Entre las empresas que sufrieron presiones significativas, destacó Micron, en una semana particularmente difícil para los fabricantes de chips. El sector en general se vio afectado por preocupaciones sobre una posible sobrevaloración de las compañías vinculadas a la IA y por dudas sobre la rentabilidad futura de las inversiones en centros de datos, semiconductores e infraestructura tecnológica.
La caída en los precios del petróleo también jugó un papel importante en la contención de un ajuste mayor en los mercados. El crudo West Texas Intermediate (WTI) cerró la semana en 69.26 dólares por barril, registrando una baja semanal del 8.68%. Por su parte, el Brent terminó en 71.92 dólares, con una caída del 10.74%. Este retroceso en los energéticos se atribuye a una disminución en las preocupaciones sobre el suministro, tras la gradual normalización del tránsito de buques por el Estrecho de Ormuz.
La baja del crudo, además, favoreció una moderación en las tasas de interés del mercado, lo que proporcionó un soporte parcial a Wall Street. La disminución en los costos de financiamiento suele ser un factor positivo para la valoración de las acciones.
En el ámbito mexicano, la Bolsa de Valores de México (S&P/BMV IPC) cerró la semana con una pérdida acumulada del 0.71%, habiendo caído en tres de las últimas cuatro sesiones. Al interior del índice, algunas de las emisoras que registraron retrocesos notables fueron Televisa (-7.05%), Grupo Carso (-6.77%), Alsea (-5.48%), Grupo México (-3.72%) y Banorte (-3.71%).
En la sesión del viernes, el IPC retrocedió un 0.28%, para ubicarse en 67,226 puntos. El peso mexicano, por su parte, cerró alrededor de 17.50 unidades por dólar, mostrando una apreciación marginal del 0.02%. A pesar de la depreciación semanal de la moneda, datos del mercado de futuros en Chicago indican un aumento en las posturas especulativas netas a favor del peso.
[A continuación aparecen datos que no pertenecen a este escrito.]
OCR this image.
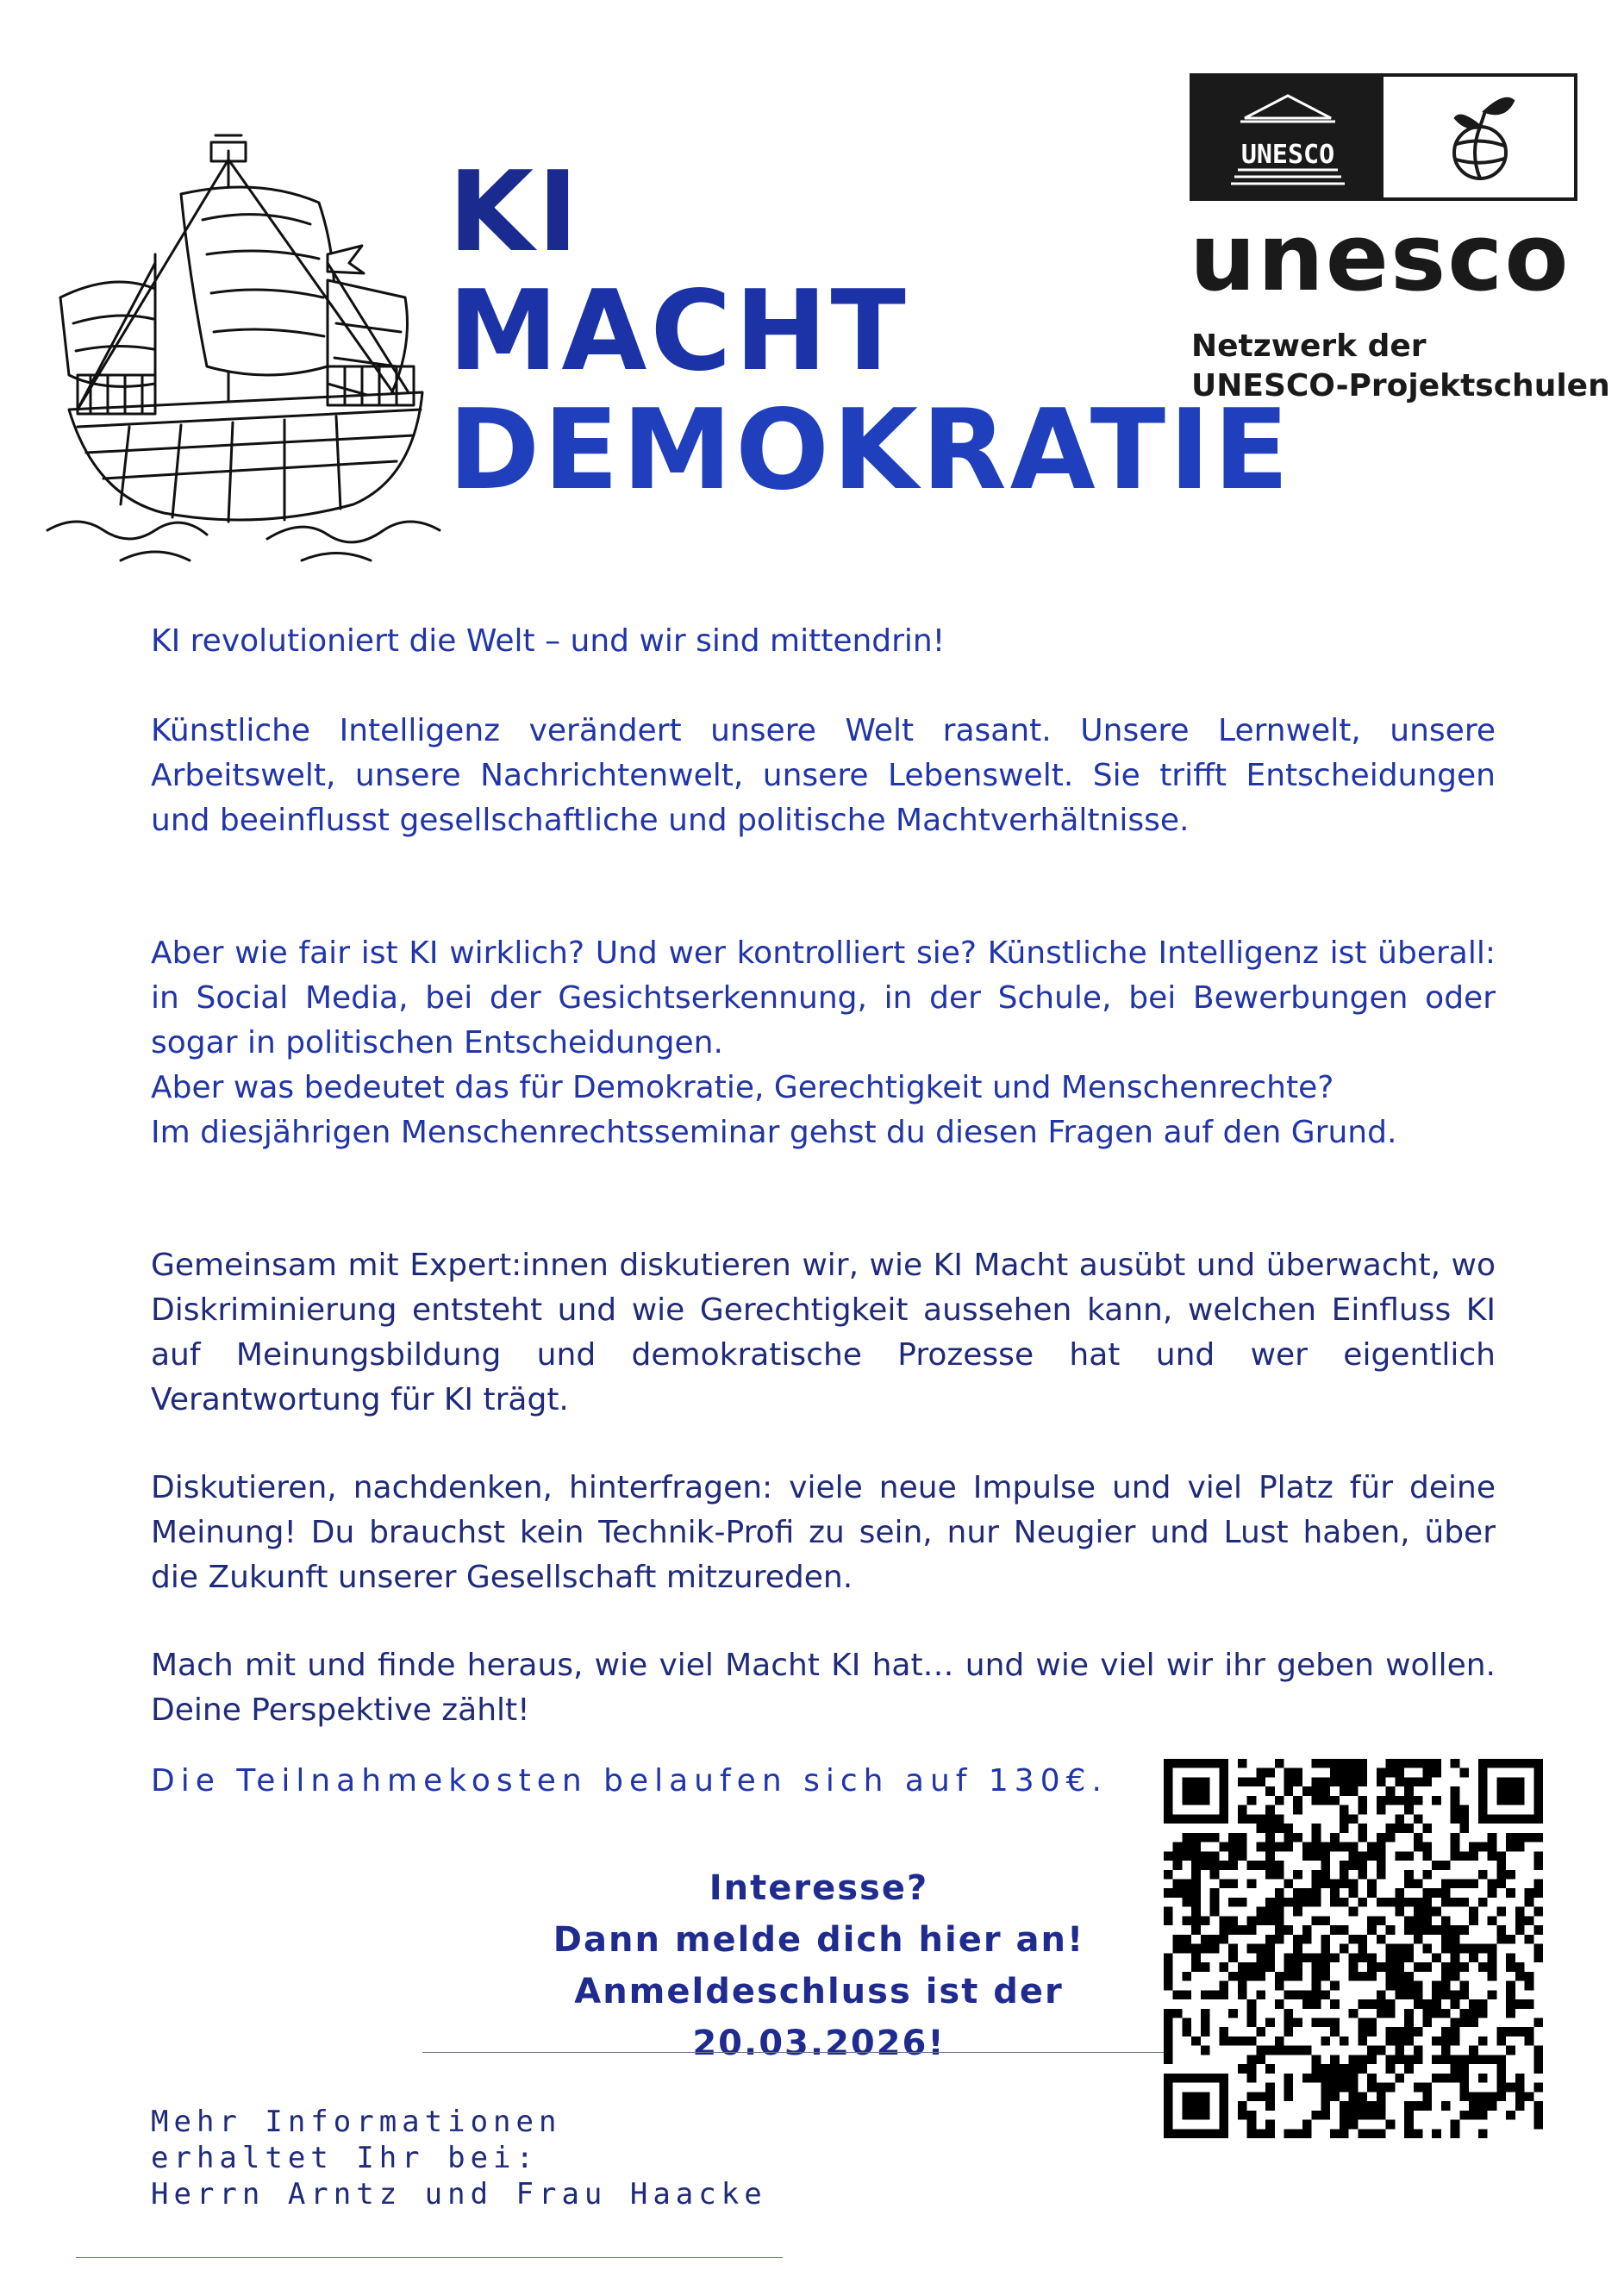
KI
MACHT
DEMOKRATIE
UNESCO
unesco
Netzwerk der
UNESCO-Projektschulen

KI revolutioniert die Welt – und wir sind mittendrin!

Künstliche Intelligenz verändert unsere Welt rasant. Unsere Lernwelt, unsere Arbeitswelt, unsere Nachrichtenwelt, unsere Lebenswelt. Sie trifft Entscheidungen und beeinflusst gesellschaftliche und politische Machtverhältnisse.

Aber wie fair ist KI wirklich? Und wer kontrolliert sie? Künstliche Intelligenz ist überall: in Social Media, bei der Gesichtserkennung, in der Schule, bei Bewerbungen oder sogar in politischen Entscheidungen.
Aber was bedeutet das für Demokratie, Gerechtigkeit und Menschenrechte?
Im diesjährigen Menschenrechtsseminar gehst du diesen Fragen auf den Grund.

Gemeinsam mit Expert:innen diskutieren wir, wie KI Macht ausübt und überwacht, wo Diskriminierung entsteht und wie Gerechtigkeit aussehen kann, welchen Einfluss KI auf Meinungsbildung und demokratische Prozesse hat und wer eigentlich Verantwortung für KI trägt.

Diskutieren, nachdenken, hinterfragen: viele neue Impulse und viel Platz für deine Meinung! Du brauchst kein Technik-Profi zu sein, nur Neugier und Lust haben, über die Zukunft unserer Gesellschaft mitzureden.

Mach mit und finde heraus, wie viel Macht KI hat… und wie viel wir ihr geben wollen. Deine Perspektive zählt!

Die Teilnahmekosten belaufen sich auf 130€.
Interesse?
Dann melde dich hier an!
Anmeldeschluss ist der
20.03.2026!
Mehr Informationen
erhaltet Ihr bei:
Herrn Arntz und Frau Haacke
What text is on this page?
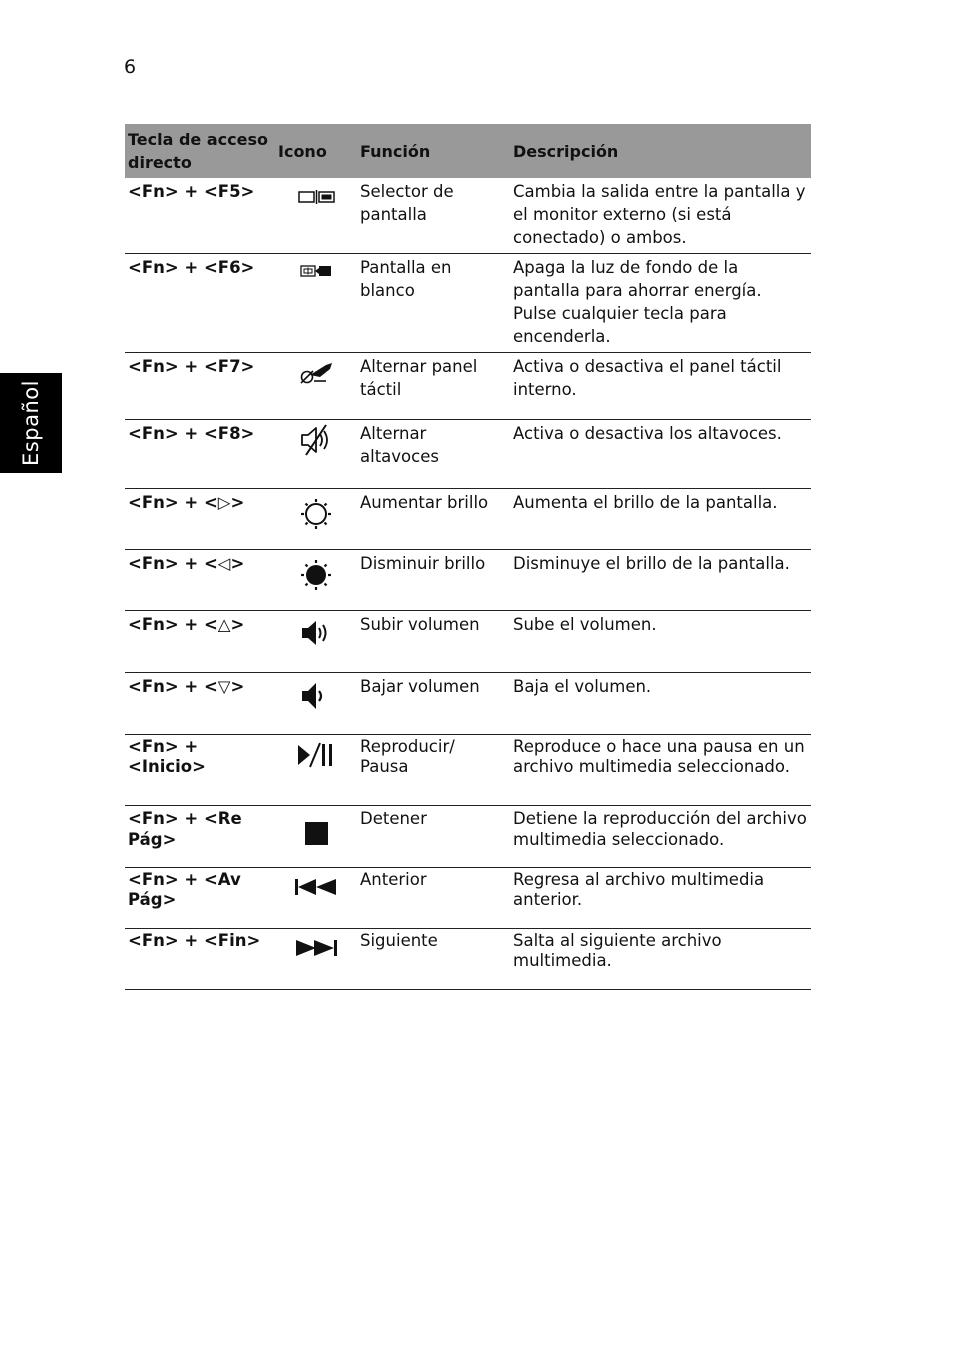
6
Español
Tecla de acceso directo	Icono	Función	Descripción
<Fn> + <F5>		Selector de pantalla	Cambia la salida entre la pantalla y el monitor externo (si está conectado) o ambos.
<Fn> + <F6>		Pantalla en blanco	Apaga la luz de fondo de la pantalla para ahorrar energía. Pulse cualquier tecla para encenderla.
<Fn> + <F7>		Alternar panel táctil	Activa o desactiva el panel táctil interno.
<Fn> + <F8>		Alternar altavoces	Activa o desactiva los altavoces.
<Fn> + <▷>		Aumentar brillo	Aumenta el brillo de la pantalla.
<Fn> + <◁>		Disminuir brillo	Disminuye el brillo de la pantalla.
<Fn> + <△>		Subir volumen	Sube el volumen.
<Fn> + <▽>		Bajar volumen	Baja el volumen.
<Fn> + <Inicio>		Reproducir/ Pausa	Reproduce o hace una pausa en un archivo multimedia seleccionado.
<Fn> + <Re Pág>		Detener	Detiene la reproducción del archivo multimedia seleccionado.
<Fn> + <Av Pág>		Anterior	Regresa al archivo multimedia anterior.
<Fn> + <Fin>		Siguiente	Salta al siguiente archivo multimedia.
La semana también estuvo marcada por la decisión de política monetaria del Banco de México, que mantuvo la tasa de interés de referencia en 6.50% por unanimidad. La institución reiteró su guía prospectiva de mantenerla sin cambios, anticipando una expansión del Producto Interno Bruto (PIB) en el segundo trimestre del año.
De cara a la próxima semana, los inversionistas seguirán de cerca el reporte de empleo en Estados Unidos, diversos indicadores de actividad económica, la inflación en la Unión Europea y los comentarios de la Reserva Federal. En México, la atención se centrará en la publicación de las cifras de remesas correspondientes a mayo.
La agenda económica global también estará influenciada por los riesgos comerciales. El presidente de Estados Unidos, Donald Trump, ha advertido sobre la posible imposición de un arancel del 100% a las importaciones provenientes de países europeos que apliquen impuestos a los servicios digitales sobre empresas estadounidenses, lo que podría generar tensiones comerciales adicionales.
En este contexto, la volatilidad en los mercados financieros parece ser la norma, con los inversionistas navegando entre las oportunidades de crecimiento en sectores emergentes y los riesgos asociados a valoraciones elevadas y tensiones geopolíticas y comerciales.